The irony is that I went through my childhood with the label of “liar” hanging over me, and all over a storm in a teacup. When I was about four-and-a-half years old, I was talking to my friends at the window who asked me to come out to play. I told them I couldn’t but in talking to them through the window, I managed to pull down the lace curtain which used to cover the lower windows in those days.
Looking back, any normal child would have told their parents what had happened and the curtain would have been hung up again. But I was terrified because I’d done something wrong and tried to fix it myself. My father crept up on me, found what I was doing, gave me a hiding and I ran downstairs to our basement kitchen, bawling my eyes out and hiding under the kitchen table. My mother didn’t talk to me or console me in any way which was devastating.
I was so scared at my parents’ reaction that, when they asked who’d pulled the curtain down, I said it was my friend’s older sister, justifying in my child’s mind that the sister had been urging me to come outside and if she hadn’t, I would have not pulled the curtain down. My parents went storming down to my friend’s house to rant on about Jenny (and I expect my friend’s parents though my mum and dad had really over-reacted!), and it was only a week later I confessed that I’d been the culprit.
Now it’s likely that a more sturdy, outgoing child would have shrugged their shoulders over the kerfuffle and got on with their lives without worrying too much. But I was extremely sensitive, a lonely only child, and I bottled it up inside. Added to this, from that day on my father accused me of being a liar at the drop of a hat; threatened to put me over his knee and give me a hiding, again at the drop of a hat; and was extremely strict about where I went, when I went and what time I got home.

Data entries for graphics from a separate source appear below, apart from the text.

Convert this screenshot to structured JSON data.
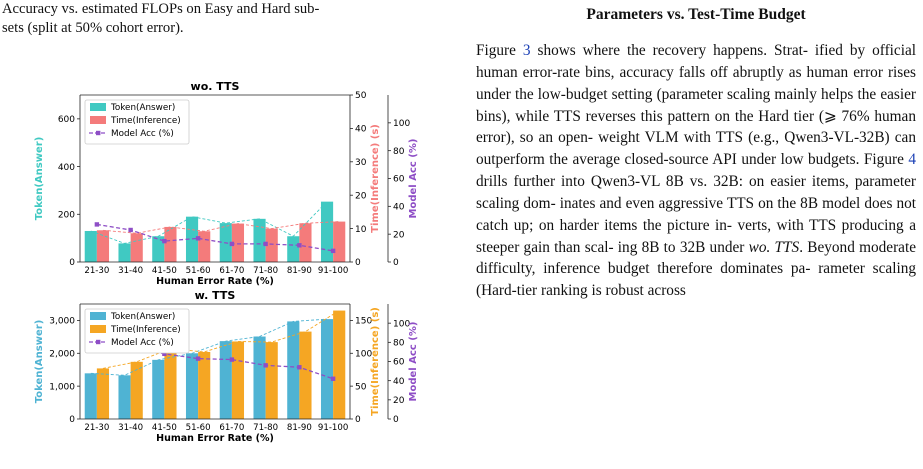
{
  "caption": {
    "line1": "Accuracy vs. estimated FLOPs on Easy and Hard sub-",
    "line2_pre": "sets (split at ",
    "line2_pct": "50%",
    "line2_post": " cohort error)."
  },
  "section_title": "Parameters vs. Test-Time Budget",
  "paragraph": {
    "p1_pre": "Figure ",
    "ref1": "3",
    "p1_mid": " shows where the recovery happens. Strat- ified by official human error-rate bins, accuracy falls off abruptly as human error rises under the low-budget setting (parameter scaling mainly helps the easier bins), while TTS reverses this pattern on the Hard tier (⩾ 76% human error), so an open- weight VLM with TTS (e.g., Qwen3-VL-32B) can outperform the average closed-source API under low budgets. Figure ",
    "ref2": "4",
    "p1_post": " drills further into Qwen3-VL 8B vs. 32B: on easier items, parameter scaling dom- inates and even aggressive TTS on the 8B model does not catch up; on harder items the picture in- verts, with TTS producing a steeper gain than scal- ing 8B to 32B under ",
    "italic": "wo. TTS",
    "p1_end": ". Beyond moderate difficulty, inference budget therefore dominates pa- rameter scaling (Hard-tier ranking is robust across"
  },
  "chart_data": [
    {
      "type": "bar",
      "title": "wo. TTS",
      "xlabel": "Human Error Rate (%)",
      "ylabel": "Token(Answer)",
      "ylabel_right": "Time(Inference) (s)",
      "ylabel_right2": "Model Acc (%)",
      "categories": [
        "21-30",
        "31-40",
        "41-50",
        "51-60",
        "61-70",
        "71-80",
        "81-90",
        "91-100"
      ],
      "ylim": [
        0,
        700
      ],
      "yticks": [
        0,
        200,
        400,
        600
      ],
      "ytick_labels": [
        "0",
        "200",
        "400",
        "600"
      ],
      "y2lim": [
        0,
        50
      ],
      "y2ticks": [
        0,
        10,
        20,
        30,
        40,
        50
      ],
      "y3lim": [
        0,
        120
      ],
      "y3ticks": [
        0,
        20,
        40,
        60,
        80,
        100
      ],
      "series": [
        {
          "name": "Token(Answer)",
          "axis": "left",
          "color": "#40c9c2",
          "values": [
            130,
            78,
            108,
            190,
            163,
            181,
            108,
            253
          ]
        },
        {
          "name": "Time(Inference)",
          "axis": "right",
          "color": "#f47b7b",
          "values": [
            9.5,
            8.6,
            10.5,
            9.2,
            11.5,
            10.0,
            11.6,
            12.1
          ]
        },
        {
          "name": "Model Acc (%)",
          "axis": "right2",
          "color": "#8e4ec6",
          "values": [
            27,
            23,
            15,
            17,
            13,
            13,
            12,
            8
          ]
        }
      ],
      "legend": "top-left",
      "grid": false
    },
    {
      "type": "bar",
      "title": "w. TTS",
      "xlabel": "Human Error Rate (%)",
      "ylabel": "Token(Answer)",
      "ylabel_right": "Time(Inference) (s)",
      "ylabel_right2": "Model Acc (%)",
      "categories": [
        "21-30",
        "31-40",
        "41-50",
        "51-60",
        "61-70",
        "71-80",
        "81-90",
        "91-100"
      ],
      "ylim": [
        0,
        3500
      ],
      "yticks": [
        0,
        1000,
        2000,
        3000
      ],
      "ytick_labels": [
        "0",
        "1,000",
        "2,000",
        "3,000"
      ],
      "y2lim": [
        0,
        175
      ],
      "y2ticks": [
        0,
        50,
        100,
        150
      ],
      "y3lim": [
        0,
        120
      ],
      "y3ticks": [
        0,
        20,
        40,
        60,
        80,
        100
      ],
      "series": [
        {
          "name": "Token(Answer)",
          "axis": "left",
          "color": "#4fb3d3",
          "values": [
            1390,
            1330,
            1800,
            2000,
            2370,
            2510,
            2970,
            3040
          ]
        },
        {
          "name": "Time(Inference)",
          "axis": "right",
          "color": "#f5a623",
          "values": [
            77,
            87,
            107,
            102,
            118,
            117,
            133,
            165
          ]
        },
        {
          "name": "Model Acc (%)",
          "axis": "right2",
          "color": "#8e4ec6",
          "values": [
            75,
            76,
            68,
            63,
            62,
            56,
            54,
            42
          ]
        }
      ],
      "legend": "top-left",
      "grid": false
    }
  ]
}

Finally, when I was about fourteen, as I mentioned in another post, when Dad threatened me with his usual words: “You’re not too old to put over my knee and give you a hiding” I stared back at him and told him that if he so much as touched me again I’d pack up, move out of the house and my parents would never see me again. He could see I meant it and, as bullies do when you stand up to them, never mentioned giving me a hiding again.